Which takes us to the $1.4 billion (€1.16 billion) lawsuit brought by six female employees of investment bank Dresdner Kleinwort Wasserstein (DKW). The women, who had high-powered jobs, claim they were unfairly and abusively treated. According to the suit, their male colleagues would regularly bring clients to strip joints, bring prostitutes to the office and subject their female colleagues to remarks of a sexual nature. One woman claimed she was forced to leave a business dinner so that the men could carry on to a strip club.

Considering the sum of money the women are looking for, it's hard not to think that they're just out for what they can get, yet the claims are not far-fetched.

I have worked with men who brought clients to lapdancing clubs and brought porno magazines into the office (though never, to my knowledge, a prostitute.)

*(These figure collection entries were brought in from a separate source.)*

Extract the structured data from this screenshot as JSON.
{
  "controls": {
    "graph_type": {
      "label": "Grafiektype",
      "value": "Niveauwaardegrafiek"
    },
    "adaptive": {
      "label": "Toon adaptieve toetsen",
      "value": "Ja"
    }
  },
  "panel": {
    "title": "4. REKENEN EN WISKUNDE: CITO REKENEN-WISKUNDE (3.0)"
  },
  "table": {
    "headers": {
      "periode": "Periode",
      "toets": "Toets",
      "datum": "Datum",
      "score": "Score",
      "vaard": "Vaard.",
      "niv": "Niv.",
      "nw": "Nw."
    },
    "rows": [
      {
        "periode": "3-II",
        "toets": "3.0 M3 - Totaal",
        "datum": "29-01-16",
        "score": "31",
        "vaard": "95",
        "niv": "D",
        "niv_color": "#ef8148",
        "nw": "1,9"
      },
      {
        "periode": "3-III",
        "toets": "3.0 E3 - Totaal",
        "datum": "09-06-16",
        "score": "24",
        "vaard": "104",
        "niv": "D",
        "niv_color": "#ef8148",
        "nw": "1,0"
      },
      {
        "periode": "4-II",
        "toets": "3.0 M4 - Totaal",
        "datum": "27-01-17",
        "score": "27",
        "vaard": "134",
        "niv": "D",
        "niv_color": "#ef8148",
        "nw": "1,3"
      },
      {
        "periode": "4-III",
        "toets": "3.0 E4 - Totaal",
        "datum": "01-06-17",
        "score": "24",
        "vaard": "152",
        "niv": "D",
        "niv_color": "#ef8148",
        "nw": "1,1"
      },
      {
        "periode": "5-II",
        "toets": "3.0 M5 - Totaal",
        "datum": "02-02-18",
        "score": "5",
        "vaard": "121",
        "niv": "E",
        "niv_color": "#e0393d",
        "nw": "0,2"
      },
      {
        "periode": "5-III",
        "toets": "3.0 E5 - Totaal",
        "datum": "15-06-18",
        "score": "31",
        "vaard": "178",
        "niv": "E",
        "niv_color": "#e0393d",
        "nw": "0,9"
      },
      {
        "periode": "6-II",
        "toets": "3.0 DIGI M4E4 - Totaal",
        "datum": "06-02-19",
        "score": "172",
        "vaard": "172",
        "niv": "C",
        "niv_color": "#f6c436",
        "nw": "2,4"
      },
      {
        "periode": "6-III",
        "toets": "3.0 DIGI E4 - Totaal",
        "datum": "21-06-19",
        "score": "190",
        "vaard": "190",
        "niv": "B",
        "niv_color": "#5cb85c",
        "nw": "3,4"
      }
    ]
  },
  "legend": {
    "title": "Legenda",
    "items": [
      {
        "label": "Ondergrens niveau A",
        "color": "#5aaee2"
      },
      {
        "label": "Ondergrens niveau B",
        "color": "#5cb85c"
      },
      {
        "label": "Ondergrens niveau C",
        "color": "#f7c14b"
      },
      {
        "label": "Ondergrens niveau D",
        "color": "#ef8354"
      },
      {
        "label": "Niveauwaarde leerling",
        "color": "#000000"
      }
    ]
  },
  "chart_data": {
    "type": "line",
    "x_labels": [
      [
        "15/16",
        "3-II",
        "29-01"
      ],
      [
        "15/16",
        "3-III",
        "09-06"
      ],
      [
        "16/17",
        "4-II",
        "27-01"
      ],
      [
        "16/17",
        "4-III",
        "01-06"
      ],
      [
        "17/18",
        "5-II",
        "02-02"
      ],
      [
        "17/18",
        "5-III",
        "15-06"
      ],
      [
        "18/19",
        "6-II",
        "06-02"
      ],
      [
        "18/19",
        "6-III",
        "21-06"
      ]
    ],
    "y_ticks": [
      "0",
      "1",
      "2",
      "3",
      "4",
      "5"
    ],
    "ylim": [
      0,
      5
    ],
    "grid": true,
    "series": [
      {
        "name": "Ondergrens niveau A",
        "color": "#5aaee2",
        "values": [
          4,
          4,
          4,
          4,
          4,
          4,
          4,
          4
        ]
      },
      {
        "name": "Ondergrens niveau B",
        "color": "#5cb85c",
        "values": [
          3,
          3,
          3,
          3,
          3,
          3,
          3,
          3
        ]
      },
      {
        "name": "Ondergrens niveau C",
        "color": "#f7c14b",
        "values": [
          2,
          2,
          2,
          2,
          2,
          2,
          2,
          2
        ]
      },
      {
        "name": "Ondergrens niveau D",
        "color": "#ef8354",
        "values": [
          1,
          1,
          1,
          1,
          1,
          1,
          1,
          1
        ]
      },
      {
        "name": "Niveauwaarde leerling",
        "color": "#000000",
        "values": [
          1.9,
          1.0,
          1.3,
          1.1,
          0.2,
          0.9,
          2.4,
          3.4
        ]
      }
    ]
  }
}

Female colleagues were often given vulgar nicknames, although they were never used to them directly. And although there were some senior managers eager to promote the best women along with the best men, there were others who admitted that the idea of having women at their meetings ruined it for them because they wouldn't be as much fun.

Most men I worked with were great. Over a period of time, the limits of what was considered acceptable behaviour changed, but this happened because the guys were older, got married and had children and didn't feel the need to come across like alpha males. When they spoke about scantily-clad women, it was usually to comment that they'd "love to", but had no chance.

I think that nowadays, many men have less sexist and misogynistic views about women and younger men are more used to seeing women in senior positions.

Nevertheless, there is still a cabal of men who objectify women and think it acceptable in the workplace.

They're not working in Morgan Stanley in Phoenix, Arizona anymore. There, four male employees went to a strip club after attending a conference. They've been fired as the bank - which paid $54 million to settle a sex discrimination case in 2004 - bans "exclusionary" activities.

Discussing the case with some male friends, the general view is that the guys were on their own time and that this is taking things too far.

There is an issue over the fact that it appears that some clients were also at the strip club, although whether they were with the bankers is open to question.

If the guys were in the club in their free time, the action appears draconian. But having to shell out $54 million to badly-treated women probably alters your view of what's acceptable behaviour.

The bottom line is women are still treated differently at higher levels in corporations than their male counterparts. They're also still paid less for the same work.

The chances of a woman taking on an Irish company for the money the DKW women are looking for are remote, although some have probably endured similar behaviour.

The idea of the Government ordering companies to appoint women directors on pain of closure is a cloud-cuckoo scenario. Maybe they can talk it through at Stringfellows.